I’m not quite a “Bookerhead”—I won’t read all the titles on the longlist this year—but I find the list fascinating.
And I do have a copy of one of the novels, Jeanette Winterson’s Frankissstein, a strange, brilliant retelling of Mary Shelley’s Frankenstein. As always, Winterson writes gracefully, and in this novel she philosophically and scientifically explores the future of AI.
It begins like a historical novel. In the opening chapter, during inclement weather, Mary, with her husband, Percy Bysshe Shelley, their friend Lord Byron, her stepsister, and an obnoxious horny doctor, John Polidori, compete to see who can write the best ghost /horror story.

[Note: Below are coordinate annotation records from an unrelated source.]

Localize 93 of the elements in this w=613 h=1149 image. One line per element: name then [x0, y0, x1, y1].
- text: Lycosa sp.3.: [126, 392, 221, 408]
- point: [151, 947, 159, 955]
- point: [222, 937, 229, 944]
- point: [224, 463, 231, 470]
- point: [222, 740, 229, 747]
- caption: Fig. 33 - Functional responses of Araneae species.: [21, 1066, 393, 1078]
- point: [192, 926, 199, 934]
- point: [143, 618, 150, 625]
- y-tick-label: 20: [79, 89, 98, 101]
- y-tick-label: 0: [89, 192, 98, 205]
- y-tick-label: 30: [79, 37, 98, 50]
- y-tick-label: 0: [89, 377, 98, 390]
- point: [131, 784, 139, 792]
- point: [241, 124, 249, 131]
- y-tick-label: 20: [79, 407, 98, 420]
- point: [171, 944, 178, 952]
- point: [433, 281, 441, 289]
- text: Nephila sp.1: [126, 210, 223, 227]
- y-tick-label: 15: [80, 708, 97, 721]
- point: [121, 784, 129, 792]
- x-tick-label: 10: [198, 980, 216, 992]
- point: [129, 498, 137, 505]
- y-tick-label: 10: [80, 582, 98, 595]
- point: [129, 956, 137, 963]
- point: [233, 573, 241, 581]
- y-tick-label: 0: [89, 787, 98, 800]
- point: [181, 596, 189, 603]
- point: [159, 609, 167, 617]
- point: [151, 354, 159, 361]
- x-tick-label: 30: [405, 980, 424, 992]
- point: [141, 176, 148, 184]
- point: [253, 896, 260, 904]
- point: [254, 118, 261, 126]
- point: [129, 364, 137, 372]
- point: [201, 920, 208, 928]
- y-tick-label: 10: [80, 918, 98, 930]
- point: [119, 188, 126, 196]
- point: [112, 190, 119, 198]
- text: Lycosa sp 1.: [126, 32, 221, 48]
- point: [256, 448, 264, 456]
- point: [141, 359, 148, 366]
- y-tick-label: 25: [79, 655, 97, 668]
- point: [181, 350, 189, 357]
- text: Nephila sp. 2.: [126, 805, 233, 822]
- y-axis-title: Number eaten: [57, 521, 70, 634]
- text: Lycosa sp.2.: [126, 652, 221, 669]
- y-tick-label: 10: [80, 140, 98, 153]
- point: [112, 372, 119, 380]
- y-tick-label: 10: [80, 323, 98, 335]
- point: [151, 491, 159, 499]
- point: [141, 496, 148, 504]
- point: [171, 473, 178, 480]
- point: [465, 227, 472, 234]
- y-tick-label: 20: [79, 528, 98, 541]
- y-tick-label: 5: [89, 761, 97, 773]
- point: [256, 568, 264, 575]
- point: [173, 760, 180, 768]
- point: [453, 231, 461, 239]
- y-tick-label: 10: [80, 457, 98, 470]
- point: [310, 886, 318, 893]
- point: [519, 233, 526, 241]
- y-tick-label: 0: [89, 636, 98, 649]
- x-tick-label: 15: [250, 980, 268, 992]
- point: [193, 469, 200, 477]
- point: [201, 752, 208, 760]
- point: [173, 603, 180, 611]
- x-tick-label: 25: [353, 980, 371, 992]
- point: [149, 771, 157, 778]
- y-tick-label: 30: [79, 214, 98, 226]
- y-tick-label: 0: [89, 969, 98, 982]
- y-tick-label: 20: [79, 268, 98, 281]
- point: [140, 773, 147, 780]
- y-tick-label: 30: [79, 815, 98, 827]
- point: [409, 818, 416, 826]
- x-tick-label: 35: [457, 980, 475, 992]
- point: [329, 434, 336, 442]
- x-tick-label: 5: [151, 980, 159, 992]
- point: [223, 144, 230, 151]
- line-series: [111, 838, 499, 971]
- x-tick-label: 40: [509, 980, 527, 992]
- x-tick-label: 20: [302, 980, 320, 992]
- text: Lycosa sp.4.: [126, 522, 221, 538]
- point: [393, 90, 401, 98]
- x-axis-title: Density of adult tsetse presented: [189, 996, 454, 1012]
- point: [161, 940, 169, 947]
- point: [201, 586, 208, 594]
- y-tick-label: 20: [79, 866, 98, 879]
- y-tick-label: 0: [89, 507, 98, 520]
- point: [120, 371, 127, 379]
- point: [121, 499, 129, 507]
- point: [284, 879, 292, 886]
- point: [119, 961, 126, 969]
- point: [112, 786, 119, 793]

Shelley’s Frankenstein is the winning result.
Winterson interweaves the story of Mary Shelley with an intellectual present-day first-person narrative by Ry Shelley, an English transgender man. In the present, Ry (short for Mary, not Ryan), a doctor and journalist, is interested in the ethical issues of AI. He has a relationship with Victor Frankisstein, a charming but ruthless AI enthusiast who gives TED talks and hopes to upload his brain into some AI form. (Neal Stephenson also writes about this issue in his new novel, Fall, or Dodge in Hell.)
But Ry’s interest in AI goes beyond science. He is also curious about the quotidian future of AI. At a conference as a journalist, he interviews Ron Lord, a working-class manufacturer of sexbots: Ron even hopes to make a deal with a rental car service, which will provide bots in the passenger seat. His pride in his dolls is comical but horrifying.
Women see these issues very differently from men. They express concerns at one of Victor’s AI promotional lectures that the future of AI may lower the status of women. It doesn’t help that Ron Lord is now one of Victor’s investors. A female Vanity Fair writer is is very indignant. Here is an excerpt from her conversation with Ry, whom she trusts because he is transgender, though she is surprise he won’t let her profile him for the magazine.
I don’t trust the way AI is being sold to us. People aren’t in the conversation, let alone the decisions. We’re going to wake up one morning and the world won’t be the same.
That morning could be any morning, I say. It could be climate breakdown. It could be nuclear. It could be Trump or Bolsonaro. It could be The Handmaid’s Tale.
That’s just what I mean, she says. We think change is gradual, incremental, that we’ll get used to it, adapt. But this feels different. And I hate the fuckin’ sexbots!
Though not a fan of Alexa and Siri, I had never considered the effect of AI on the future of women. The award-winning Winterson combines lyricism with geek talk in this genre-bending literary-philosophical-SF novel.